As for comics? Well, it probably says something that there's really no one keeping close tabs on them. (Although, I did find a website purporting that revenues in North America alone stood at $640 million to $680 million in 2010.)
And that's to say nothing of the it-goes-without-saying attitude that movies are an art form, while that conversation with comics goes something like, "Well, we have The Watchmen and Maus."
Somewhere along the way, comics and movies diverged, one to pursue the life of a sophisticate and the other getting lost in the cultural ghetto. And this is an important juncture as it pertains to gaming enthusiasts.
Here's how the film industry managed it. In or about 1905, the film industry's prospects were fairly grim, which is to say, the top silver-screen releases for the year were The Little Train Robbery, a parodic sequel to 1903's acclaimed The Great Train Robbery that swapped out adults with children, and The Misadventure of a French Gentleman Without Pants at the Zandvoort Beach, which pretty much says it all right there in the title.
It may be helpful to think of Call of Duty: Modern Warfare 3 in the same way that you'd think of The Misadventure of a French Gentleman Without Pants at the Zandvoort Beach.
However, 10 years on, and D.W. Griffith released the seminal Birth of a Nation. Through innovation and iteration, the film effectively pieced together what is now known as the feature-length film, and in the process it showed the potential of the medium. Twenty-six years later, that potential was realized in Orson Welles' Citizen Kane.

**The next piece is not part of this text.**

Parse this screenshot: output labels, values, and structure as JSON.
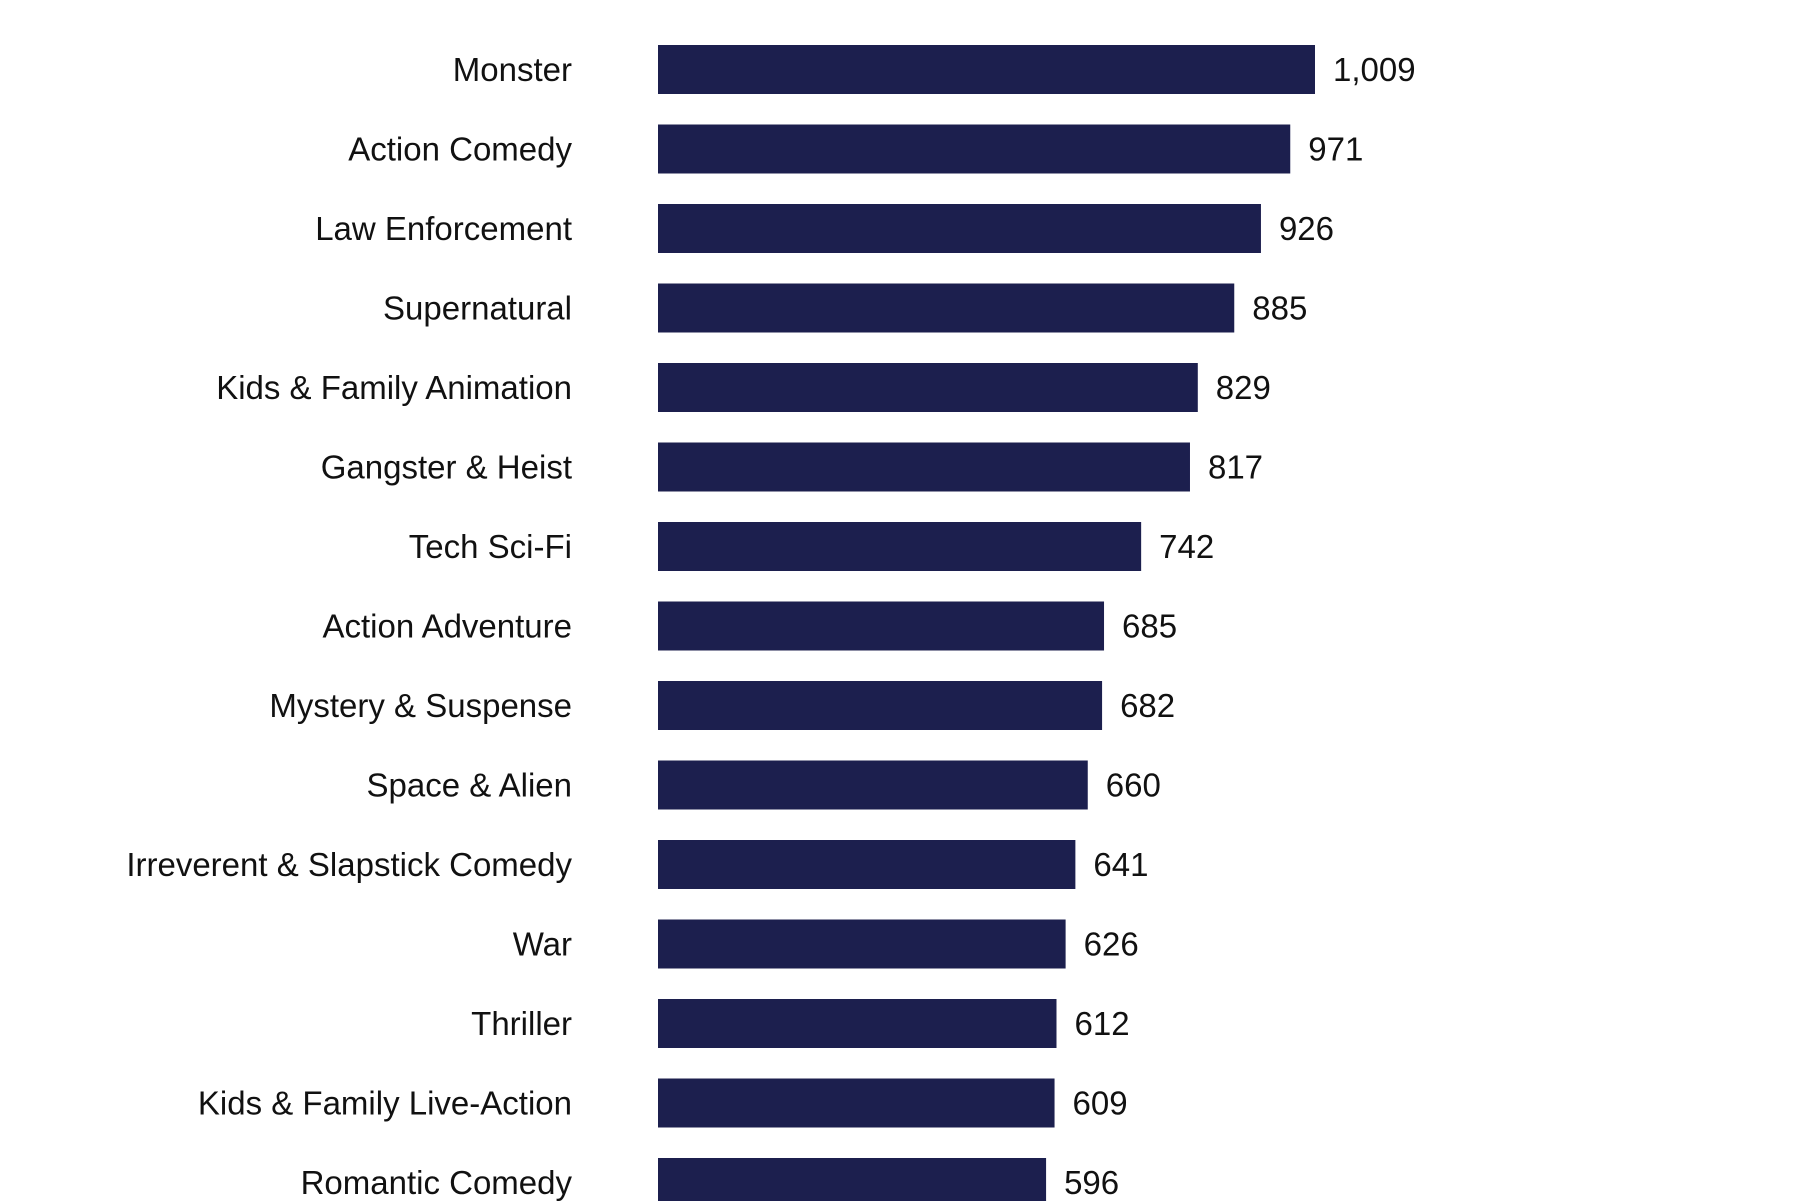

Right now, the industry is having its 1905 moment, Hecker argued. And somewhat paradoxically, the game industry's current financial success may be keeping it from taking the path that leads to its Birth of a Nation moment. Money breeds risk-averse behavior, and risk-averse behavior yields, say, Call of Duty 15. Of course, independent developers like Hecker aren't saddled with that kind of pressure.
"Do you think Birth of a Nation is going to come out of the indie scene?" I asked him, and also, somewhat regrettably, "Who's the racist?" But then, more importantly, "Do we even have all the pieces?"
"I don't think so," he said. "I mean, I don't know; it's hard to know that. But I don't think so. I don't think we have anywhere near all the pieces of grammar yet. A bunch of people think that different things are important about games, and that's great. You want an art form pushed in multiple directions."
"But at the same time this kind of emotionally compelling aspect of games," he continued, "we have to have a wide definition of emotionally compelling. A lot of times right now it's adolescent power fantasies, and frustration. We do those really well, but we don't really try for other things. And it's not clear right now what other emotions and those kinds of things are interactivity-compatible, but we have to find out."
I now present that question to you all. What pieces do we have? What pieces are we missing? Or has this moment actually already come?